Doğu ve Batı arasında gidip gelen bu ülkenin, bu kendine bile düşman olmayan dostluklarla yüklü ülkenin esrik sesi kimi kez şarkılardan ‘sonnet’lere, beyitlerden dörtlüklerle değin uzanır, bu ülkenin benzersiz sesini taşıyan, ona elveren şairlere bir im olur. Alafranga ya da alaturkanın ne erdem ne de ölçü sayılabileceği bu ülkenin şairleri de yalnızdırlar, tüm dünyanın şairleri gibi. Hem bilen hem göstermeyendir şair, hem dev hem cücedir, hem konuktur hem de ağırlayan. Metin Altıok! Bu toprağın ve bu inişli çıkışlı sesin büyüttüğü, alçak gönüllü bir bilgelikle şiire hâlâ çalışan bir ustadır, kendine çırak. “Gezgin”den “Alaturka Şiirler”e uzanan çizgisiyle benim şairlerimden biridir. Kendine dönek gibi görünen, ne ki, ürpertici duyarlıklarla yüklü bir başka ‘ben’e dönüştürücü, ancak has şiir tutkunlarının tat aldığı bir Metin Altıok!

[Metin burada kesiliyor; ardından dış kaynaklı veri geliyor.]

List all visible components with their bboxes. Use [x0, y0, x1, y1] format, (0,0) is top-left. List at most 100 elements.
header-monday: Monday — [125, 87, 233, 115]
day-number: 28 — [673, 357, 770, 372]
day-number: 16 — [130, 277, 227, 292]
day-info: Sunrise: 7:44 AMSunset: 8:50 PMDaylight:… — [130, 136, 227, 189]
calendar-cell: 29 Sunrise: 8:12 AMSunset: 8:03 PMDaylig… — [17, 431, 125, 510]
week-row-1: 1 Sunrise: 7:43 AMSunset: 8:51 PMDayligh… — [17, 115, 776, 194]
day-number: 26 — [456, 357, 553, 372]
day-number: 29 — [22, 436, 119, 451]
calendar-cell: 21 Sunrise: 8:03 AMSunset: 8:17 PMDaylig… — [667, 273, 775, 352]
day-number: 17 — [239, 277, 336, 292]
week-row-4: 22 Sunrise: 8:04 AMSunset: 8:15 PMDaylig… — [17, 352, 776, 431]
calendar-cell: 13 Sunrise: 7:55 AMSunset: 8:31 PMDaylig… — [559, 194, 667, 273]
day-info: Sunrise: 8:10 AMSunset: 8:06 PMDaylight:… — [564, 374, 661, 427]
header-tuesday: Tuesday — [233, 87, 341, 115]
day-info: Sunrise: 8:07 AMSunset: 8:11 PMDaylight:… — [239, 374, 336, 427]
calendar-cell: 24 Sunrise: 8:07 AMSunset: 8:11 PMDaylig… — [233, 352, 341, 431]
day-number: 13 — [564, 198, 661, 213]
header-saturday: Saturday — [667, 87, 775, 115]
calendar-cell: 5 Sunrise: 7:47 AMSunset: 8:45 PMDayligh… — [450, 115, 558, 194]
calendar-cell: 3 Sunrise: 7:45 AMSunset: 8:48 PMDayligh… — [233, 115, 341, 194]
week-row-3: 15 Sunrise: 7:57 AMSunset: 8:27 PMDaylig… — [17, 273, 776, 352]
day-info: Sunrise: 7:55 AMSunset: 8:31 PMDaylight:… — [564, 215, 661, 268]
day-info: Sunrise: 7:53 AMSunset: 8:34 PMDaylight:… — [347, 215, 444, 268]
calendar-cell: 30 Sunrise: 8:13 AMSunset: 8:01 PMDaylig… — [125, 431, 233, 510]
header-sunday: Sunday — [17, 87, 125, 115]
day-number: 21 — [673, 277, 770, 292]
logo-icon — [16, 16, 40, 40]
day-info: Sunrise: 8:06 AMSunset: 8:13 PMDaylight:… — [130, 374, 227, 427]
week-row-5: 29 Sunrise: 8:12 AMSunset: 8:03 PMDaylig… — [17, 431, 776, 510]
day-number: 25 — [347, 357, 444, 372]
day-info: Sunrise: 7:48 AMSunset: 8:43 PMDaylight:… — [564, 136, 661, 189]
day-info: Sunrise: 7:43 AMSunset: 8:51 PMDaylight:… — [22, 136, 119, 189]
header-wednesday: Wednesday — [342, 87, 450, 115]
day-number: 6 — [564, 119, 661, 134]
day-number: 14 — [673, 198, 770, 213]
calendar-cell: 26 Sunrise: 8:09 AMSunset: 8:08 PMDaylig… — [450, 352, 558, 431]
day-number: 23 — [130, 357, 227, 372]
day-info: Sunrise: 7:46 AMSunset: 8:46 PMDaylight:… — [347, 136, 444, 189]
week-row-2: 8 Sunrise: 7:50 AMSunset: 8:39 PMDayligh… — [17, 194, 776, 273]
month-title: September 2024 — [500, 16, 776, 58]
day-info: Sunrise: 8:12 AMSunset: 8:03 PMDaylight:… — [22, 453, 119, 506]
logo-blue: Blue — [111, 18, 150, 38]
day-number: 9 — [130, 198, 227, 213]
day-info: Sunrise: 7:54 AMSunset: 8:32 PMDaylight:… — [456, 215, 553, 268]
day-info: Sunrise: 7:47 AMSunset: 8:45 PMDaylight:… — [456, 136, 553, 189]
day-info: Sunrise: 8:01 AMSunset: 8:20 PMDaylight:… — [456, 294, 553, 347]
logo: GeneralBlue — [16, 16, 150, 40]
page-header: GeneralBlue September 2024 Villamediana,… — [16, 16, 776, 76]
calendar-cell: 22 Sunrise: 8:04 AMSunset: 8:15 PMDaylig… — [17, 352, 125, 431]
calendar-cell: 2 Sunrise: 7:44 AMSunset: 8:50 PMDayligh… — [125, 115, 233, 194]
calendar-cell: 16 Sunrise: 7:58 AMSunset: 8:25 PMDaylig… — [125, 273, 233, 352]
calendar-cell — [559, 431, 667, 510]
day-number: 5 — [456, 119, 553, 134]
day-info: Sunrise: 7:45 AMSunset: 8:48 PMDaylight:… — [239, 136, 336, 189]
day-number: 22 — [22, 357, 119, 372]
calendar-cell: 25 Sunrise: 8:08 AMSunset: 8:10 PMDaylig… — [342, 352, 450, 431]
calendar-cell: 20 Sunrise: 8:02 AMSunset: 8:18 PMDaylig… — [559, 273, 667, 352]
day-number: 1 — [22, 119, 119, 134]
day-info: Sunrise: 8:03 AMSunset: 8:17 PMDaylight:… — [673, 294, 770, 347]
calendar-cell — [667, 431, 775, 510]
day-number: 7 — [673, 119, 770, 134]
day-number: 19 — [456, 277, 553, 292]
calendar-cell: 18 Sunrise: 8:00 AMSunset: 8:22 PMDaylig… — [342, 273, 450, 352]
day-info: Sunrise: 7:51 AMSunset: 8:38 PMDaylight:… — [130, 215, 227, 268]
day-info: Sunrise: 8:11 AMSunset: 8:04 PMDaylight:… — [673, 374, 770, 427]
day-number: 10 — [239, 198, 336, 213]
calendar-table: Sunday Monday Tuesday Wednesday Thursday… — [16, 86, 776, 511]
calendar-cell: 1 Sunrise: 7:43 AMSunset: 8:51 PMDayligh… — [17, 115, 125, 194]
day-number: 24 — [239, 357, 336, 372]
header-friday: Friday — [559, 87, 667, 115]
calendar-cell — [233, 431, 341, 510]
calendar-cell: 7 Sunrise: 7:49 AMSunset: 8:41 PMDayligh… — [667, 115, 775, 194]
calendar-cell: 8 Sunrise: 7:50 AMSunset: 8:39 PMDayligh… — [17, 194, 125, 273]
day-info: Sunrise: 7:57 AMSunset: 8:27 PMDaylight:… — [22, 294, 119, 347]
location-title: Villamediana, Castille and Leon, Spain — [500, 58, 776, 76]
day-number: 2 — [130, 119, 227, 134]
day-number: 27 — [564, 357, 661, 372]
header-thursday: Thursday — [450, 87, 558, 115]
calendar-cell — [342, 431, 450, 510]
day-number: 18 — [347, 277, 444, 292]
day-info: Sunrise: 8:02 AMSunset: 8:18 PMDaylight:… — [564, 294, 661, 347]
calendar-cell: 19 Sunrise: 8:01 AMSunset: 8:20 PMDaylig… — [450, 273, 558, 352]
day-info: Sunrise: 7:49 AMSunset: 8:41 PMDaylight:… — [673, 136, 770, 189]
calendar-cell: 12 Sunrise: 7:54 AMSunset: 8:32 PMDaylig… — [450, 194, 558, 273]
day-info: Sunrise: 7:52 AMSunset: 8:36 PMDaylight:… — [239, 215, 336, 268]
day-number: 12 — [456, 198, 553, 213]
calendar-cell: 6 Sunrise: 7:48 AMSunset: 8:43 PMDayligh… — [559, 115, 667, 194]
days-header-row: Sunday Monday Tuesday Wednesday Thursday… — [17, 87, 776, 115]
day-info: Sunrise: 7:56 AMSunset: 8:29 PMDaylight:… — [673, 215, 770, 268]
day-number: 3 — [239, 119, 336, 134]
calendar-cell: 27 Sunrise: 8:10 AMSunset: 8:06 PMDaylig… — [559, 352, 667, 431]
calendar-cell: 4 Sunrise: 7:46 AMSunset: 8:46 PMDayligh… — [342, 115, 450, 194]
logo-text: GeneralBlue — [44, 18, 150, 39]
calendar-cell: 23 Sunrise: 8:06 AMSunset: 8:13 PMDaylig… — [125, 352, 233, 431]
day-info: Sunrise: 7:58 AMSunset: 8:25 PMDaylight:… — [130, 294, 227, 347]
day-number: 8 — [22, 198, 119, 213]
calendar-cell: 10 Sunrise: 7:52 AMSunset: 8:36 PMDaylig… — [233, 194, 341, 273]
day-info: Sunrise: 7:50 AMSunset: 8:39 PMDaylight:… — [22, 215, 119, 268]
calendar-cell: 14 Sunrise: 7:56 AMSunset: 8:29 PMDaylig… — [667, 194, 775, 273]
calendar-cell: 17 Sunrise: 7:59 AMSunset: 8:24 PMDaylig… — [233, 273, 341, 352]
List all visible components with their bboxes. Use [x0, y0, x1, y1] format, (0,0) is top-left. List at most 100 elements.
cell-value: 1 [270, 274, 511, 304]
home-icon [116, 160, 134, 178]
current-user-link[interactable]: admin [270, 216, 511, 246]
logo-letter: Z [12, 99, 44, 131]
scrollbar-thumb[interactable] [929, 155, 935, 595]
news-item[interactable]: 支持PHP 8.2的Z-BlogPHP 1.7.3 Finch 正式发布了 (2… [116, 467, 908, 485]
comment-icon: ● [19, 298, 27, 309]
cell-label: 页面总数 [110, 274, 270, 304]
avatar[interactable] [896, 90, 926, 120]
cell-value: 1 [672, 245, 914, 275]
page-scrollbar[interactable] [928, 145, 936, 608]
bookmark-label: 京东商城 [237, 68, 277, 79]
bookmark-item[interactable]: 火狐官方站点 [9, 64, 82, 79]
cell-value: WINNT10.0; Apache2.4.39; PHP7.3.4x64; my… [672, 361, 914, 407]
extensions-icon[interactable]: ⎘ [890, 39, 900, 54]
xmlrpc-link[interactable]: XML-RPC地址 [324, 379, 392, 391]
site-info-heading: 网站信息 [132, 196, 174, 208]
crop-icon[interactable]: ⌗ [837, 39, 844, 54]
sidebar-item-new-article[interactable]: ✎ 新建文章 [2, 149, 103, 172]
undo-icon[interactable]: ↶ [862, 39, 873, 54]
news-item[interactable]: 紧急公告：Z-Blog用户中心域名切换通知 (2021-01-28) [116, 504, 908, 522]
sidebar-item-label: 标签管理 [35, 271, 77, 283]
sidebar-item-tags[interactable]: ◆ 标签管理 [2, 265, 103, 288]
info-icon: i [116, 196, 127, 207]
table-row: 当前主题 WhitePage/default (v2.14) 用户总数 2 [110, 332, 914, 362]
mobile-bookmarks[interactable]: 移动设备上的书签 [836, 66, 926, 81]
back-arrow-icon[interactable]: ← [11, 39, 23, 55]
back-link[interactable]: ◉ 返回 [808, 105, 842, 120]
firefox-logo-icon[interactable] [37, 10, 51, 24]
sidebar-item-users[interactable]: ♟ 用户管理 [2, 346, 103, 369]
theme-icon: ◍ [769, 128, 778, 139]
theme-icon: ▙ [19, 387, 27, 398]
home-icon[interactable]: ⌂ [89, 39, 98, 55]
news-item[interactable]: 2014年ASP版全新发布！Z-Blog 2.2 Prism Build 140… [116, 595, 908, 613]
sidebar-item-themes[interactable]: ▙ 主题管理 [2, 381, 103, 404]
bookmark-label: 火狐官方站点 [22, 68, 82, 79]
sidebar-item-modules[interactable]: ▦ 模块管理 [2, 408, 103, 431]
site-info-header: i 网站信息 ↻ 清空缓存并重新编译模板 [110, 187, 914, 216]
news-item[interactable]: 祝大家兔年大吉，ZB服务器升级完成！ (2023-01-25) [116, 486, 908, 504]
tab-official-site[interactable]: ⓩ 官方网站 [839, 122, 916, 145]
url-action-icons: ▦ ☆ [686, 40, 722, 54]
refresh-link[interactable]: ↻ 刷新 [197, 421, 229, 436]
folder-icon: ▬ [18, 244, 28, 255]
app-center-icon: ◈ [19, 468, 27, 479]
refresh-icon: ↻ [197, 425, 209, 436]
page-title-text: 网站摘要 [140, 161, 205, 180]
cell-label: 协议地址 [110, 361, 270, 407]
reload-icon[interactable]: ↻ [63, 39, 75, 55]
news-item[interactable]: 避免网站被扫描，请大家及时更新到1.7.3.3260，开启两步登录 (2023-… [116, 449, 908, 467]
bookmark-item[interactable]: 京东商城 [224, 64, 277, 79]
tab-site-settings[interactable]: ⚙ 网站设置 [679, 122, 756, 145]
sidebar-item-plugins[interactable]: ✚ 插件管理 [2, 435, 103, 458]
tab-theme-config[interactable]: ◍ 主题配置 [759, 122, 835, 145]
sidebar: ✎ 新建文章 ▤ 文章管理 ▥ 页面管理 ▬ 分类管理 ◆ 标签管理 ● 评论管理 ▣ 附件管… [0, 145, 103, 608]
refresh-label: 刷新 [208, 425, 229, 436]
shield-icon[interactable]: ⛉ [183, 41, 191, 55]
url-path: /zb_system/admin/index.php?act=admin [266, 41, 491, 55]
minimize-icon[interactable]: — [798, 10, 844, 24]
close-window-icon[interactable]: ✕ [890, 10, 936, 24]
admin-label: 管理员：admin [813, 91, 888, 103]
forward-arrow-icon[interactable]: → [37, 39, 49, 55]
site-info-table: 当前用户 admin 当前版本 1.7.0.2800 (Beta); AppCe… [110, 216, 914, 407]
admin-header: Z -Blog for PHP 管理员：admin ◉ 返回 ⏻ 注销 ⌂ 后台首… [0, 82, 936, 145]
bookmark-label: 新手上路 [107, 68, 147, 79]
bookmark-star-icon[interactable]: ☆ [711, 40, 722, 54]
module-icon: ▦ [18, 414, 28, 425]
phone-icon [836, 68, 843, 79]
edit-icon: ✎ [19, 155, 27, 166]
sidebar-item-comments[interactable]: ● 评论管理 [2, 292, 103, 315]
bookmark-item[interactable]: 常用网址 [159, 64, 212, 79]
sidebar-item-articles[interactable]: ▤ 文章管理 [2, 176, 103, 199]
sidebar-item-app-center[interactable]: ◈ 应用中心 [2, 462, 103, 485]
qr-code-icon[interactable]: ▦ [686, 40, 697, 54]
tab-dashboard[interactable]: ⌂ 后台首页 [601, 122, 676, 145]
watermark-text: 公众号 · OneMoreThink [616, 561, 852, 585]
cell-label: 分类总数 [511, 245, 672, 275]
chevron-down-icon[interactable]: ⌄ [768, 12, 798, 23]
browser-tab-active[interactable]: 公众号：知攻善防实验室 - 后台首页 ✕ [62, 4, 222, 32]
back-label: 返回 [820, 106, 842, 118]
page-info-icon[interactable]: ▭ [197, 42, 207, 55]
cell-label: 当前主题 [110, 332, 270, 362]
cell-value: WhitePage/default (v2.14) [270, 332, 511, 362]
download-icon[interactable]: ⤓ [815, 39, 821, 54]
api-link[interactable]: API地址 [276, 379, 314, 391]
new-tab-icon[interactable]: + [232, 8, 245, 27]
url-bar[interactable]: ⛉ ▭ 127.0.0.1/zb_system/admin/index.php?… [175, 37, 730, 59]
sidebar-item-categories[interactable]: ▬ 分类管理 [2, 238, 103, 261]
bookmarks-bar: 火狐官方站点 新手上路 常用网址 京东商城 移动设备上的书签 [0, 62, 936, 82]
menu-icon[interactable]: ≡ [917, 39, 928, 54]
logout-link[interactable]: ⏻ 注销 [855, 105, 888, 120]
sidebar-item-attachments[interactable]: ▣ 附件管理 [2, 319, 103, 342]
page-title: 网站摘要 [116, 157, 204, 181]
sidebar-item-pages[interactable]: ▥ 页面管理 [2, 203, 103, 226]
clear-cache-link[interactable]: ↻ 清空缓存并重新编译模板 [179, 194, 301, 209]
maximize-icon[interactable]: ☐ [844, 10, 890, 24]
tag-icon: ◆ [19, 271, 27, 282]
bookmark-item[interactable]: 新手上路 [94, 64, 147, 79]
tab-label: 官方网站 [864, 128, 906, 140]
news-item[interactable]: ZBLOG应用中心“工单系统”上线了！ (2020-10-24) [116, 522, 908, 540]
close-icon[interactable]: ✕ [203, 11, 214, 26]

PS: Bu bir kitap tanıtma yazısı değildir. Şairin son kitabı “Alaturka Şiirler” nedeniyle yazılması düşünülen, ne ki, şairin okurlarının böyle bir yazıya gereksinimleri olmadığı için, daha doğrusu şairi okurlarının ‘yakın takibe aldıkları’nın varsayılmasıyla yazılmamış bir yazının hayaletidir. Ve gerçek bir okuru tarafından yazılmıştır.